Just a month earlier, in a Legislative Report, the MSMA described a "gaggle" of nurse practitioners who who were waiting to make their case in front of the state legislature. The report's author said that these nurses "flooded" the Senate hearing room "like 12-year olds at a Justin Bieber concert."
"I work so hard to try to take the high road," says Lisa Summers, CNM, DrPH, Senior Policy Fellow in the Department of Nursing Practice and Policy at the American Nurses Association. She says she wants to talk about the data when discussing APRNs' autonomy, not revert to turf battles and name-calling.
"Comparing us to 12-year-old girls at a Justin Bieber concert?" she asks rhetorically, a note of incredulity in her voice.
So in this column, I, too, will take the high road. Instead of talking about things like misogyny and disrespect, I will simply talk about two new advances for APRNs' practice autonomy: incentives from the government for hospitals to train APRNs and a new study showing that physician wages aren't affected by APRNs' autonomy.
Under a new Graduate Nurse Education (GNE) Demonstration, CMS will provide hospitals working with nursing schools to train APRNs with payments of up to $200 million over four years to cover the costs their clinical training.

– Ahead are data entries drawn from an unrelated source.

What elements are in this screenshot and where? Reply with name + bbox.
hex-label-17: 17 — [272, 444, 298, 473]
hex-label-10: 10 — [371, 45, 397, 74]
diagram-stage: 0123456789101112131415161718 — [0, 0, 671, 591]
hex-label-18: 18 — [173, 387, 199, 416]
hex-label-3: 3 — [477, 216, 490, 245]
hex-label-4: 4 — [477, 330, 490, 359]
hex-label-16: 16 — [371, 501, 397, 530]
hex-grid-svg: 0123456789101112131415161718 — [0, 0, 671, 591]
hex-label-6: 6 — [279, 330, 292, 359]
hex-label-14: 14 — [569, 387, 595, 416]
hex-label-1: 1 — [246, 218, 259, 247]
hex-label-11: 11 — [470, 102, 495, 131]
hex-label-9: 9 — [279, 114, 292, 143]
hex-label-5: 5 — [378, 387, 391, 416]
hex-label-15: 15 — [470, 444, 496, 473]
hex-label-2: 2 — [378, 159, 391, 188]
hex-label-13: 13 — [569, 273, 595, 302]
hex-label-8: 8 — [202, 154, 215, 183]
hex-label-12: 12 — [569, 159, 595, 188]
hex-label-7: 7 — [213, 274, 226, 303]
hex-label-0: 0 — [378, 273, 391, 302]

CMS will select up to five eligible hospitals to participate in the demonstration, which is expected to run for four years. Payments to the hospitals will be linked to the number of additional APRNs that the hospitals and their partners are able to train as a result of their participation in the demonstration.
Summers says an important provision is the demonstration's requirement that half of the clinical training must occur in non-hospital settings in the community.
"There's a good example of the government trying to provide an incentive to [say] we can transplant hearts and we can do all kinds of snazzy care; can't we also do some really good primary and preventive care?" she tells HealthLeaders.
Although Summers says the demo is promising, "it's a demo," she says. "It is a drop in the bucket when you compare it to graduate medical education. And while we've had a lot of attention and success in the Affordable Care Act, there are areas where we're still pretty frustrated."
Summers' running list of organizations calling for the expansion of APRN's scope of practice includes the Baker Institute, the National Center for Policy Analysis, the Institute of Medicine, and the Bipartisan Quality Center.
"It's not just the APRN community anymore," says Summers. But despite the crescendo of support for widening APRNs' scope of practice, there is still pushback from a few.
"It is coming from almost exclusively from organized medicine," Summers says, meaning medical groups like the AMA and, of course, the Missouri State Medical Association.
But a new study might help to push back the pushback, at least from a physician wage perspective.
The study, from George Washington University's School of Public Health and Health Services, concluded that physician earnings are largely unchanged in states with fewer barriers for APRNs to practice.
Supported by the Robert Wood Johnson Foundation and published in the journal Nursing Research and Practice, the study used data from the Bureau of Labor Statistics to compare the earnings of family physicians, general physicians, and pediatricians in states with barriers to APRN practice to the earnings of physicians in states with fewer restrictions. Researchers used earnings of surgeons—who are unlikely to be impacted by nurse practice laws—as a control group.
The researchers found no statistically significant variation in average per-hour earnings for any of the physician groups among the states with differing APRN autonomy laws.
"In fact, wages for all three practitioner groups rose at a slightly faster rate between 1999 and 2009 in states with more liberal [scope of practice] laws [than] in states with restrictive laws," the study says.
Of course, physician groups' primary argument is that patient care will suffer without restrictive scope of practice laws. But Summers says there are decades of research showing that patient care doesn't suffer at the hands of APRNs, and that healthcare should focus on a team-based approach to preventive and primary care.
"We've got to move beyond the turf wars and get the care to the people who need it," she says. "There really are plenty of sick people to go around."